Spanning 60,000 square meters, Desert Falls boasted 18 attractions and 56 rides. Its ride mix catered to different age groups, helping keep the family market on-site longer.
This approach was crucial for maintaining higher occupancy rates and maximising revenue, as families were more likely to stay longer and spend more when various engaging activities were available for all ages. Management reported that the hotel recorded the highest occupancy and ADR of resorts in Qatar in 2021, partly due to the addition of the water park.
Properties that have added just one or two well-chosen water slides have also positively impacted their bottom line, as seen by the Waldorf Astoria Lusail Doha, which has 1,500 square meters of aquatic amenities. This park offers a set of adventure-themed attractions, like an aquatic ropes course and a FlowRider Double surf simulator.

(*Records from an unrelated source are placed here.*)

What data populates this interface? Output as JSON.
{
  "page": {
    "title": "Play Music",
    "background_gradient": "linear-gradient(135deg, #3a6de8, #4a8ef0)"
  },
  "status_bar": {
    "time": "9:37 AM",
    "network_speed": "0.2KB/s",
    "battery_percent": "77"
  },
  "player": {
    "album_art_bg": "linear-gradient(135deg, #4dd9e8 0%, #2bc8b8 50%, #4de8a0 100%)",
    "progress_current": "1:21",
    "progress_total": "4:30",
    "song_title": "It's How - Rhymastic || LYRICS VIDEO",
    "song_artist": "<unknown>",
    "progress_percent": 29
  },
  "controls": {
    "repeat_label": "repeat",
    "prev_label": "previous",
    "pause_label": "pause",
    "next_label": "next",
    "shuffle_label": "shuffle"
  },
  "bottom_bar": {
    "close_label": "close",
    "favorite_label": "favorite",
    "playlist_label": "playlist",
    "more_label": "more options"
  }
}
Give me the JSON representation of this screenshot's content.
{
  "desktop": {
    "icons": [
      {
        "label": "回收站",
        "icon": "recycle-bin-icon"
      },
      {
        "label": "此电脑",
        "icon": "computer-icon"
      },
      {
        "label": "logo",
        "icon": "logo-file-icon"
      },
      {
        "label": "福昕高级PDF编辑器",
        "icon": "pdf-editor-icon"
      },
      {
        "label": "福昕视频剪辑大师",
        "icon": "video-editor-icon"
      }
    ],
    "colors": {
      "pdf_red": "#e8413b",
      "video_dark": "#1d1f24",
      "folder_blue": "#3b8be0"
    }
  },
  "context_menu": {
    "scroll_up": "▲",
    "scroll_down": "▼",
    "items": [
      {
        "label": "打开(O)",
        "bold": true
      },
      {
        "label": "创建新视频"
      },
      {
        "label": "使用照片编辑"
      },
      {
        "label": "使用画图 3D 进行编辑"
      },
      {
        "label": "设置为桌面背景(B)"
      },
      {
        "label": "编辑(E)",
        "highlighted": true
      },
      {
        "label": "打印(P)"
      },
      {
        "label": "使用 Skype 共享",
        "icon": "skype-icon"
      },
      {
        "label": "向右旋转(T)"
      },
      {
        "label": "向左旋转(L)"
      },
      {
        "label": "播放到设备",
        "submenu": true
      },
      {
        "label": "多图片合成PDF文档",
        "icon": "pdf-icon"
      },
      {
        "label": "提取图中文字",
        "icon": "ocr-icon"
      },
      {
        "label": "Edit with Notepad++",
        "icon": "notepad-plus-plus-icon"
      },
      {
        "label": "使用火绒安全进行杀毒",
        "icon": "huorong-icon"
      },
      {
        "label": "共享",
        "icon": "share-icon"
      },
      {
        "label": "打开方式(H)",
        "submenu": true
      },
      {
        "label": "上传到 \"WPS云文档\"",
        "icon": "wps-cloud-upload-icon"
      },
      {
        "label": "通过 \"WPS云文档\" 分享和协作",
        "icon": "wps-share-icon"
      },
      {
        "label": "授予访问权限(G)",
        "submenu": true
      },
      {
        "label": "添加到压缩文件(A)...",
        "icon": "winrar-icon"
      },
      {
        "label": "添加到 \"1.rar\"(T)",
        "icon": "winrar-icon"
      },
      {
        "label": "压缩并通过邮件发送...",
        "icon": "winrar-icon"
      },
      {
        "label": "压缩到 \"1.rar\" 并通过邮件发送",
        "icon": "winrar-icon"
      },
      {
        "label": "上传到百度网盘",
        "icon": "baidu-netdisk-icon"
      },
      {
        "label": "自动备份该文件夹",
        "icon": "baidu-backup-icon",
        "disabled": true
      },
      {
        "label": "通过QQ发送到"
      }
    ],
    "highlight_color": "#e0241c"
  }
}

“The size of the aquatic amenity doesn't necessarily dictate success. The key lies in identifying your target demographic, understanding their desires, and curating a ride mix that stands out from your competitors,” said Jeremy Grey.
“As the research shows, by creating an offering specific to your target, properties can attract visitors and keep them engaged within the resort for longer periods.”
With an anticipated surge in visitors to the Kingdom, properties have a unique opportunity to stand out by strategically planning their amenities from the ground up.
Neighbouring destinations like Dubai and Qatar offer valuable insights, highlighting the power of well-designed aquatic features in attracting families, enhancing guest satisfaction, and driving positive financial results.
As Saudi Arabia establishes itself as a central tourist hub, incorporating aquatic attractions could be a strategic decision that propels the industry towards continued success.
With over 40 years of hotel and resort water park design and supply expertise, WhiteWater has offered tailored amenities that enrich the guest experience and encourage more extended stays. This personalised approach helps drive higher average daily rates, maximising revenue potential for hotels and resorts.